I cannot get over the scathing criticism of Pope Benedict’s red shoes. The rumor went out that they were by Prada or Gucci! They were in fact made by a Peruvian shoemaker, by the name of Antonio Arellano, who has a small shop in the neighborhood of the Vatican. Cardinal Joseph Ratzinger used to have his old shoes repaired there. When he got a new gig as pope, he revived the custom of the red papal shoes, red being the color worn by popes before the white cassock. He simply steered a little business Antonio’s way. Benedict tried to restore the unity of Catholic history which he called the hermeneutic of continuity. He wanted to remind the world that there had been a Catholic Church long before the Second Vatican Council. The Church grows. It doesn’t change. Its expression is ever new. Although the appearance is different, the truth is eternal. The DNA is always the same, to use a modern analogy.

The world clucked its tongue led by the American media. We Americans felt so vastly superior to the luxury loving pope with the flashy shoes because we buy our shoes at cheap outlet stores, thus being somehow simpler and more noble. Look a little more closely at the red shoes. When his shoes were still black, Joe Ratzinger had his old shoes repaired by an immigrant cobbler. He made them last a little longer. We throw old shoes out and buy new.  When he needed new shoes, decent shoes for a demanding job, he paid about $200 to a worker he knew, a just wage for a decent product. We, in our simplicity, go to the mall and buy $300 sneakers made by slave laborers who get pennies on the dollar if they get anything at all. And we are superior? We are more moral? We are frauds. We are stealing from the poor of the world, but have the gall to criticize a man who pays a fair wage to a free worker. We love the gesture, not the truth.

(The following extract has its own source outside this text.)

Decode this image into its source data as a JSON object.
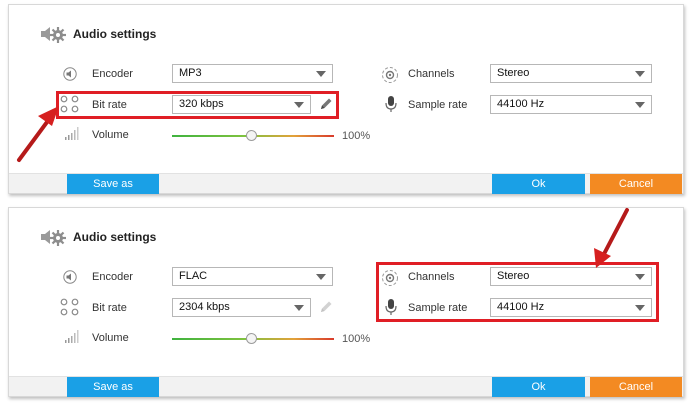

The pundits of the entertainment world  critique the old men who run the church as they pretend to be philanthropists. In reality, they do no more than let crumbs from their tables fall to the poor and feel noble for doing so. And we are foolish enough to think them sincere. We love the gesture, not the truth. C.S. Lewis in his masterpiece the “Screwtape Letters,” has the demon Screwtape remind his nephew that “the Enemy (God) wants men to be humble, or charitable or to be forgiving. We, the demons want them to feel humble, to feel charitable, to feel forgiving.” 

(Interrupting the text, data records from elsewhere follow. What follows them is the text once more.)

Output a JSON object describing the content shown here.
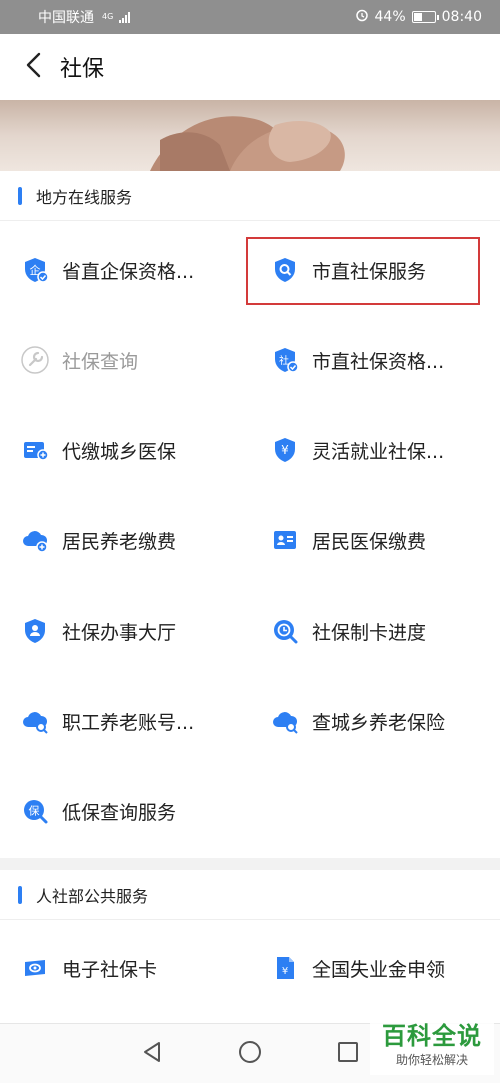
{
  "status_bar": {
    "carrier": "中国联通",
    "network": "4G",
    "battery": "44%",
    "battery_level": 0.44,
    "time": "08:40"
  },
  "header": {
    "title": "社保",
    "back_icon": "chevron-left-icon"
  },
  "sections": [
    {
      "title": "地方在线服务",
      "items": [
        {
          "label": "省直企保资格...",
          "icon": "shield-person-icon",
          "enabled": true
        },
        {
          "label": "市直社保服务",
          "icon": "shield-search-icon",
          "enabled": true,
          "highlighted": true
        },
        {
          "label": "社保查询",
          "icon": "wrench-icon",
          "enabled": false
        },
        {
          "label": "市直社保资格...",
          "icon": "shield-check-icon",
          "enabled": true
        },
        {
          "label": "代缴城乡医保",
          "icon": "card-plus-icon",
          "enabled": true
        },
        {
          "label": "灵活就业社保...",
          "icon": "shield-yen-icon",
          "enabled": true
        },
        {
          "label": "居民养老缴费",
          "icon": "cloud-plus-icon",
          "enabled": true
        },
        {
          "label": "居民医保缴费",
          "icon": "id-card-icon",
          "enabled": true
        },
        {
          "label": "社保办事大厅",
          "icon": "shield-user-icon",
          "enabled": true
        },
        {
          "label": "社保制卡进度",
          "icon": "clock-search-icon",
          "enabled": true
        },
        {
          "label": "职工养老账号...",
          "icon": "cloud-search-icon",
          "enabled": true
        },
        {
          "label": "查城乡养老保险",
          "icon": "cloud-search-icon",
          "enabled": true
        },
        {
          "label": "低保查询服务",
          "icon": "bao-search-icon",
          "enabled": true
        }
      ]
    },
    {
      "title": "人社部公共服务",
      "items": [
        {
          "label": "电子社保卡",
          "icon": "card-icon",
          "enabled": true
        },
        {
          "label": "全国失业金申领",
          "icon": "document-yen-icon",
          "enabled": true
        }
      ]
    }
  ],
  "nav_bar": {
    "back": "triangle-back-icon",
    "home": "circle-home-icon",
    "recent": "square-recent-icon"
  },
  "watermark": {
    "title": "百科全说",
    "subtitle": "助你轻松解决"
  },
  "colors": {
    "accent": "#2d7ff3",
    "highlight": "#d33a3a",
    "disabled": "#9a9a9a",
    "watermark": "#2c9a3d"
  }
}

We moderns don’t believe that something is real if we don’t feel it. A Mother Teresa, or a Joseph Ratzinger, or for that matter, a Christ on Calvary who begged His Heavenly Father to let Him off the hook, have no place in our shallow sentimental culture. Because we love the gesture, not the truth,  Cardinal Ratzinger’s repaired shoes, Mother Teresa’s service in the midst of dryness and the nails in Christ’s hand were no gesture. They were truth.  Our new pope is being lionized by the media for what they perceive as humility. If, heaven forfend, his humility turns out to be more than a gesture, I have no doubt that they will turn on him, and would throw him out a window if they could. The grand gesture has caused more suffering and human misery than can be imagined. 

The truth and only the truth will set you free.